Well, I can vouch for that. At my kids’ public high school in Fairfax County, VA (which I assume is one of the wealthiest public school districts in the nation), I’m paying for the second year in a row of graduating seniors’ fees. If you want to see your kids donning honors cords atop their graduation gowns, you have to pay for them–just like you have to pay fees for them to join the honor societies in the first place. And yes, at my kids’ school, we do pay for a parking spot in the school lot. And I have other strange and seemingly random examples of things I’ve had to pay for this year, which I won’t get into because I don’t want it to come across as my griping about it.

I’m not griping, because it’s still undeniable that my kids’ public educations are still an exceptionally good deal for me. And I’m willing to help the school district with my private contributions, however they are labeled or to whatever specific purposes they are “earmarked,” to keep my kids in that high quality educational experience.
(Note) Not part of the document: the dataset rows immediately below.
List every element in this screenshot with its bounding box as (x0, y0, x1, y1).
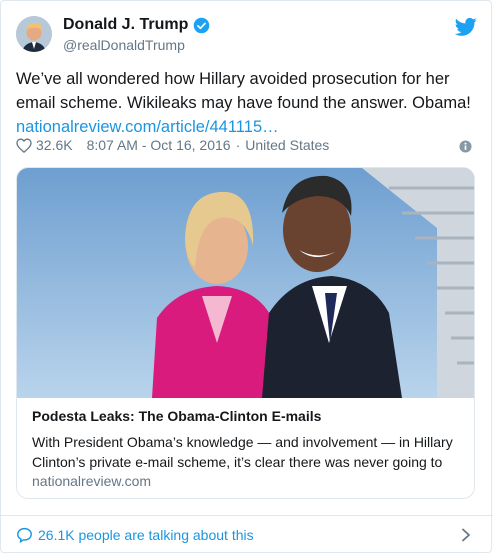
avatar[interactable] (16, 16, 52, 52)
chevron-right-icon[interactable] (460, 528, 472, 542)
tweet-text-line-1: We’ve all wondered how Hillary avoided p… (16, 70, 450, 88)
link-card-description: With President Obama’s knowledge — and i… (32, 434, 453, 470)
tweet-text: We’ve all wondered how Hillary avoided p… (16, 67, 482, 139)
like-count[interactable]: 32.6K (36, 137, 73, 153)
conversation-label[interactable]: 26.1K people are talking about this (38, 527, 254, 543)
author-name-text[interactable]: Donald J. Trump (63, 16, 188, 34)
author-handle[interactable]: @realDonaldTrump (63, 37, 185, 53)
comment-bubble-icon (17, 527, 32, 543)
tweet-embed-card: Donald J. Trump @realDonaldTrump We’ve a… (0, 0, 493, 553)
link-card-title[interactable]: Podesta Leaks: The Obama-Clinton E-mails (32, 408, 321, 424)
tweet-text-line-2: email scheme. Wikileaks may have found t… (16, 94, 471, 112)
info-icon[interactable] (459, 140, 472, 153)
twitter-bird-icon[interactable] (455, 17, 477, 37)
preview-image[interactable] (17, 168, 474, 398)
tweet-meta: 32.6K 8:07 AM - Oct 16, 2016 · United St… (16, 137, 329, 153)
footer-divider (1, 515, 493, 516)
author-name[interactable]: Donald J. Trump (63, 16, 210, 34)
meta-separator: · (235, 137, 241, 153)
tweet-link[interactable]: nationalreview.com/article/441115… (16, 118, 279, 136)
link-card-domain: nationalreview.com (32, 473, 152, 489)
conversation-link[interactable]: 26.1K people are talking about this (16, 527, 254, 543)
timestamp[interactable]: 8:07 AM - Oct 16, 2016 (87, 137, 231, 153)
location[interactable]: United States (245, 137, 329, 153)
link-preview-card[interactable]: Podesta Leaks: The Obama-Clinton E-mails… (16, 167, 475, 499)
verified-badge-icon (194, 17, 210, 33)
heart-icon[interactable] (16, 137, 32, 153)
As the WSJ article continues:

Public-school administrators say the fees—some of which are waived for low-income families—allow them to continue to offer specialty classes and activities that would otherwise fall to the budget ax. Some parents support that approach, saying they’d rather pay for honors physics or drama than see those opportunities eliminated altogether.

Some educators, too, argue that fees are good public policy. In a time of fiscal austerity, they say it’s not fair to ask taxpayers to fund an all-inclusive education that offers Advanced Placement Art History, junior varsity golf and fourth-year German with little regard for the cost…

The concern though is how to get private contributions from those who can afford them without limiting the educational opportunities for those who cannot:

Many states require schools to waive academic, but not extracurricular, fees for the poorest students, generally those with an annual income less than $29,000 a year for a family of four. Those above the cutoff, however, can be sanctioned if they don’t pay in full. Schools may withhold their diplomas or ban them from commencement, which itself often carries a $30 to $60 “graduation fee.”

Even when waivers are available, advocates for the low-income contend that it violates the spirit of a free public education when parents must, in effect, seek charity to pay for their child’s math workbook. In California, the American Civil Liberties Union is suing the state for allowing districts to charge a wide array of fees.